I don’t have a storefront, just a website. Do the ADA laws apply?
The ADA defines a website as operating “a place of public accommodation.” There are 12 different types of public accommodations this statue lists but the one that encompasses most websites is “other sales or rental establishment.” When the Act was passed in 1988 and signed into law in 1999, the Internet was not what it is today.
If you have a brick and mortar store, your website is an extension of that store and so are the requirements. For those who do not, you’re still under the ADA because of the way the guidelines were originally written to include reasonable accommodation. The lawsuit against Blue Apron.com and NetFlix illustrates this ruling.
We can work with you or your internal IT team and your legal counsel to make sure that all stakeholders understand the requirements of full digital inclusion under the ADA laws and Section 504/508.
Notable Lawsuits Settled or Won
- Target learned this from a $6 Million class action lawsuit settlement, as did H & R Block, Home Depot and other businesses. The fines and consequences are serious for those in non-compliance.
- National Federation of the Blind, et al. v. Target Corporation set a precedent in 2008 when it agreed to settle a lawsuit alleging that its website was not accessible to the blind, agreeing to improve the website and pay $6 million into a “Damages Fund” for members of the class-action lawsuit. The court also awarded about $3.7 million in attorney fees.
- National Federation of the Blind and HRB Digital LLC v. H & R Block. In a March 2014, subsidiaries of H & R Block agreed to pay $45,000 to two individual plaintiffs and a $55,000 civil penalty. The DOJ intervened on accessibility with regards to mobile apps and websites after several disabled persons filed a complaint for not being able to use H & R Block’s website.
- Noel Nightingale, a blind parent Co-Plaintiff, the National Federation of the Blind sued Seattle Public Schools. Nightingale notified the school district in 2012 that its websites were not compatible with the screen reader which reads aloud website content and documents or displayed in braille on another device.
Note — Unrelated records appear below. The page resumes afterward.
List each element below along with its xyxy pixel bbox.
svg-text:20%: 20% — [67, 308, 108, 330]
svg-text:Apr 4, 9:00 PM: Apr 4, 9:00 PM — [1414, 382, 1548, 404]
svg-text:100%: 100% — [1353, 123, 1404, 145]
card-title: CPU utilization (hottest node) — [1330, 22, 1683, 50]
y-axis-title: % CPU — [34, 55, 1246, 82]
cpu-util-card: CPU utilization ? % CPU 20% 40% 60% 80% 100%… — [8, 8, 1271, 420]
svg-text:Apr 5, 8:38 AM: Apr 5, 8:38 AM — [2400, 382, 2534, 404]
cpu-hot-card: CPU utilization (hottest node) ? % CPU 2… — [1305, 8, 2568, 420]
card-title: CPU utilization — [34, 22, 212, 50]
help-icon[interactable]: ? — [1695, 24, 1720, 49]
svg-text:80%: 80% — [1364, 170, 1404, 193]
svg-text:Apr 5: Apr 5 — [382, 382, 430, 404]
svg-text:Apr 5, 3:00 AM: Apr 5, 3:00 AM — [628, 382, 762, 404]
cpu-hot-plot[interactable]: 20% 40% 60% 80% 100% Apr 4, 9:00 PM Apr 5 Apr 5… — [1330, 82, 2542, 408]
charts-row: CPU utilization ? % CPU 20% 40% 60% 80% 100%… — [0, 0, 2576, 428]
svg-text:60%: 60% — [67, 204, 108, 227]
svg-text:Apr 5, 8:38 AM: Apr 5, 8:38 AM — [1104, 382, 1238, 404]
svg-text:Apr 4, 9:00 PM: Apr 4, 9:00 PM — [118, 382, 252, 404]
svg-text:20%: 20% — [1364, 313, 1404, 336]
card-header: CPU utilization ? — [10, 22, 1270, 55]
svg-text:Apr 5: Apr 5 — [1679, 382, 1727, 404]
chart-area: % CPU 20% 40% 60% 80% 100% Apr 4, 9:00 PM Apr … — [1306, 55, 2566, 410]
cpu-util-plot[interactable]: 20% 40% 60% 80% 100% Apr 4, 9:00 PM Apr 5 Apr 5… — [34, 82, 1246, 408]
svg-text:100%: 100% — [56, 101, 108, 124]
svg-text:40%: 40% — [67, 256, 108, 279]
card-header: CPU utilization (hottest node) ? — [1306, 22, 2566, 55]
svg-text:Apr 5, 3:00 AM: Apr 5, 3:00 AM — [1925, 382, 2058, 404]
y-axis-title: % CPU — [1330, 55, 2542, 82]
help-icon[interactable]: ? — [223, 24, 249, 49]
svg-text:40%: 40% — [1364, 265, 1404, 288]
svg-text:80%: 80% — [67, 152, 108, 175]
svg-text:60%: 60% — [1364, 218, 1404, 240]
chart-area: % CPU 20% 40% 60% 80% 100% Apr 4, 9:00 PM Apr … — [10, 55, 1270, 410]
The incompatibility was due to changes that had been made on the website in 2012. In 2014, Nightingale sued the district and a settlement was reached. The school board estimated it will cost them approximately $665,000-$815,000 to implement the needed changes, attorney fees, accessibility coordinator and training of staff. Source: SettleTimes.com.
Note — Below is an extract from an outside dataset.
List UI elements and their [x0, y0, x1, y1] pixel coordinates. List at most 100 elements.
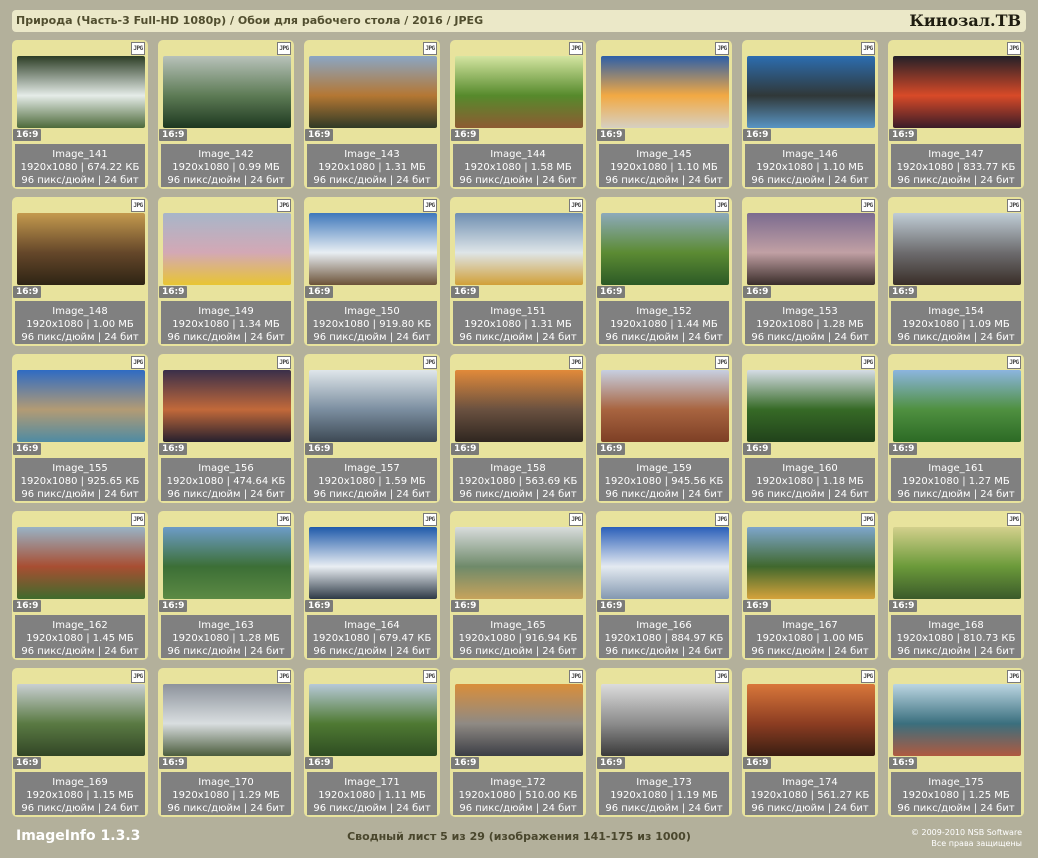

- This was a landmark settlement agreement in that NFB President Mark Riccobono said he intends the settlement agreement to “serve as a model for the nation and should put school districts on notice that we can no longer wait to have equal education for blind students and to have access to information, use of school services, and full participation in school activities by blind faculty, personnel, and parents.”
- Dudley v. Miami University – Ms. Dudley, of Miami University in Oxford, Ohio sued the University for discrimination stating the website did not work with her screen reader. In its separate agreement with Ms. Dudley, the university denied liability but agreed to pay Dudley $108,000 for expenses toward an undergraduate degree at another university. Miami University also agreed to pay Dudley $102,000 for pain and suffering and repay up to $50,000 for student loans. Source: Seattle Times.